30 November, 2015 - 09:35

Probability sampling was developed in large part to address the issue of sampling bias. Samplinbias occurs when a sample is selected in such a way that it is not representative of the entire population and therefore produces inaccurate results. This was the reason that the LiterarDigest straw poll was so far off in its prediction of the 1936 presidential election. The mailing lists used came largely from telephone directories and lists of registered automobile owners, which overrepresented wealthier people, who were more likely to vote for Landon. Gallup was successful because he knew about this bias and found ways to sample less wealthy people as well.

There is one form of sampling bias that even careful random sampling is subject to. It is almost never the case that everyone selected for the sample actually responds to the survey. Some may have died or moved away, and others may decline to participate because they are too busy, are not interested in the survey topic, or do not participate in surveys on principle. If these survey nonresponders differ from survey responders in systematic ways, then this can produce nonresponse bias. For example, in a mail survey on alcohol consumption, researcher Vivienne Lahaut and colleagues found that only about half the sample responded after the initial contact and two follow-up reminders (Lahaut, Jansen, van de Mheen, & Garretsen, 2002). 1 The danger here is that the half who responded might have different patterns of alcohol consumption than the half who did not, which could lead to inaccurate conclusions on the part of the researchers.
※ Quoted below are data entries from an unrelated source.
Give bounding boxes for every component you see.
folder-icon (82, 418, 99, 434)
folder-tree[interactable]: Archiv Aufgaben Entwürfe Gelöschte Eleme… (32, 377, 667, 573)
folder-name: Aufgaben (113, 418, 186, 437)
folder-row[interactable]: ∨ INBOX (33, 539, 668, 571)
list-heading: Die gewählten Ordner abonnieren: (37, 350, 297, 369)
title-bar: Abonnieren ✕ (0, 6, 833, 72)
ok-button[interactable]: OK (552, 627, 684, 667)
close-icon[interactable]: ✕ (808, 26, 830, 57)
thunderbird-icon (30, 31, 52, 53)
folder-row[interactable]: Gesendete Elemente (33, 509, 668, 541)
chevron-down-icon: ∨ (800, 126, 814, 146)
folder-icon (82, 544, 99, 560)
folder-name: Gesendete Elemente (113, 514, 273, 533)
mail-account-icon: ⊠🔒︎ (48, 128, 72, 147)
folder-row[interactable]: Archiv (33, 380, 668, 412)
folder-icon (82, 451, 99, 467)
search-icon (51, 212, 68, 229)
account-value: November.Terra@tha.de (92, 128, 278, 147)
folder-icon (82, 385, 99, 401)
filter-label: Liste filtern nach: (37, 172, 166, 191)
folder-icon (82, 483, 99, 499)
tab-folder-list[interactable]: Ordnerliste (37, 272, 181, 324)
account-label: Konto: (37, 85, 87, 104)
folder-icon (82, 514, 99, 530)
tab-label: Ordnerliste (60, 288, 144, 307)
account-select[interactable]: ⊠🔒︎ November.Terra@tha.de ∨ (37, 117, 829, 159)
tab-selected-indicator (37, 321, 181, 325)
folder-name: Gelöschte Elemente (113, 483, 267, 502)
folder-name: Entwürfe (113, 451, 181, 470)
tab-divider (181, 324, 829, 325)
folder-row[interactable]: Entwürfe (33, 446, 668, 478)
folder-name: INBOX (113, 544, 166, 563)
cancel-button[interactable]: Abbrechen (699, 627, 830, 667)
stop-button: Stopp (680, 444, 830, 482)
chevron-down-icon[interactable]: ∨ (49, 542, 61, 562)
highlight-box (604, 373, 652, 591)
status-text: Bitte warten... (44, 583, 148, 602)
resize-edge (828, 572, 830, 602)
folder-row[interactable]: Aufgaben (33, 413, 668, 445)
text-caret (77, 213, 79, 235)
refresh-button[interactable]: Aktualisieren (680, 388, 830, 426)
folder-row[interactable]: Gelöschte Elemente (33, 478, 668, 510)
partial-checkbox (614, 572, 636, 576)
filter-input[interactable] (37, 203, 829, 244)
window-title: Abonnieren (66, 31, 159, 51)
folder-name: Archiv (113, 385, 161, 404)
So to test for nonresponse bias, the researchers later made unannounced visits to the homes of a subset of the nonresponders—coming back up to five times if they did not find them at home. They found that the original nonresponders included an especially high proportion of abstainers (nondrinkers), which meant that their estimates of alcohol consumption based only on the original responders were too high.

Although there are methods for statistically correcting for nonresponse bias, they are based on assumptions about the nonresponders—for example, that they are more similar to late responders than to early responders—which may not be correct. For this reason, the best approach to minimizing nonresponse bias is to minimize the number of nonresponders—that is, to maximize the response rate. There is a large research literature on the factors that affect survey response rates (Groves et al., 2004). 2 In general, in-person interviews have the highest response rates, followed by telephone surveys, and then mail and Internet surveys. Among the other factors that increase response rates are sending potential respondents a short prenotification message informing them that they will be asked to participate in a survey in the near future and sending simple follow-up reminders to nonresponders after a few weeks. The perceived length and complexity of the survey also makes a difference, which is why it is important to keep survey questionnaires as short, simple, and on topic as possible. Finally, offering an incentive—especially cash—is a reliable way to increase response rates.